Multi-Layer Lambda Grid With Exact Bandwidth Provisioning Over Converged IP and Optical Networks

This paper proposes for the first time a multi-layer Lambda Grid, which is a platform to establish dynamically a computing environment with a guaranteed level of throughput and bandwidth over converged IP and optical networks according to each client reservation request. It enables client-side visualization of a computing environment comprising converged IP and optical networks and geographically distributed computing domains. In addition, it dynamically reserves a packet switched path/tunnel (sub-lambda) with the exact requested bandwidth and computer resources according to each client reservation request. Moreover, it links the reserved path to the reserved computers, controls the reserved sub-lambda and the relevant lambda as needed, and routes only the reserved packet flow between the reserved computers to the reserved sub-lambda. In terms of cost performance and bandwidth flexibility, it can use network resources more effectively than existing Lambda Grids. Through the multi-layer Lambda Grid, clients can execute applications in an established computing environment as if the environment was a virtual private computing environment for clients. To achieve the multi-layer Lambda Grid, this paper also proposes a novel technology. This technology dynamically reserves a sub-lambda with the exact requested bandwidth according to each client reservation request. Moreover, it links the reserved sub-lambda to the reserved computers, and controls the reserved sub-lambda and the relevant lambda as needed.

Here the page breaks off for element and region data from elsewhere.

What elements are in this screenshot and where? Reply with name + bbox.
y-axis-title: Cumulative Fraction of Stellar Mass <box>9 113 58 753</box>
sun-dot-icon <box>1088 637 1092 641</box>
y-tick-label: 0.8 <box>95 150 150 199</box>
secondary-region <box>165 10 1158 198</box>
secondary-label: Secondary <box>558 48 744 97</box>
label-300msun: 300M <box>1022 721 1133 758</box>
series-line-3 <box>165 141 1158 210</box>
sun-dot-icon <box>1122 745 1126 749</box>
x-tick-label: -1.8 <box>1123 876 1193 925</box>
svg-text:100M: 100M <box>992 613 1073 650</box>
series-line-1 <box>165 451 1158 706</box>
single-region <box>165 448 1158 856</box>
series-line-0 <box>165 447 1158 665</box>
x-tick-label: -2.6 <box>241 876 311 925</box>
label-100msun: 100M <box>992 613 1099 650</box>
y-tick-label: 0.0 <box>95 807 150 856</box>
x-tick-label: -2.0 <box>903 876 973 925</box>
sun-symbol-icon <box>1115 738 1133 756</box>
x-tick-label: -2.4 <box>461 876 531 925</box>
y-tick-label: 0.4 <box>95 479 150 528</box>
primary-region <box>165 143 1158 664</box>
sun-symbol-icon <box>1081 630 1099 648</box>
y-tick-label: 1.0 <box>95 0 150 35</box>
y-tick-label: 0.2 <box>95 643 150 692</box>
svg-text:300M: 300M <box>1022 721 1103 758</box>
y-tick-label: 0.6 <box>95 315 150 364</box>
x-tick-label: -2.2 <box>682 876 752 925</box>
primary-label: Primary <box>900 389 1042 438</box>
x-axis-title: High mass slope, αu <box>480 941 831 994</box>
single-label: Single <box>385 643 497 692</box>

In addition, it routes only the reserved packet flow between reserved computers to the reserved sub-lambda. To evaluate the feasibility of the technology, a common computing environment with the multi-layer Lambda Grid for scientific calculation, file transfer, and high-definition video streaming services is presented in an actual field environment. Through this experiment, the total feasibility of the multi-layer Lambda Grid is shown.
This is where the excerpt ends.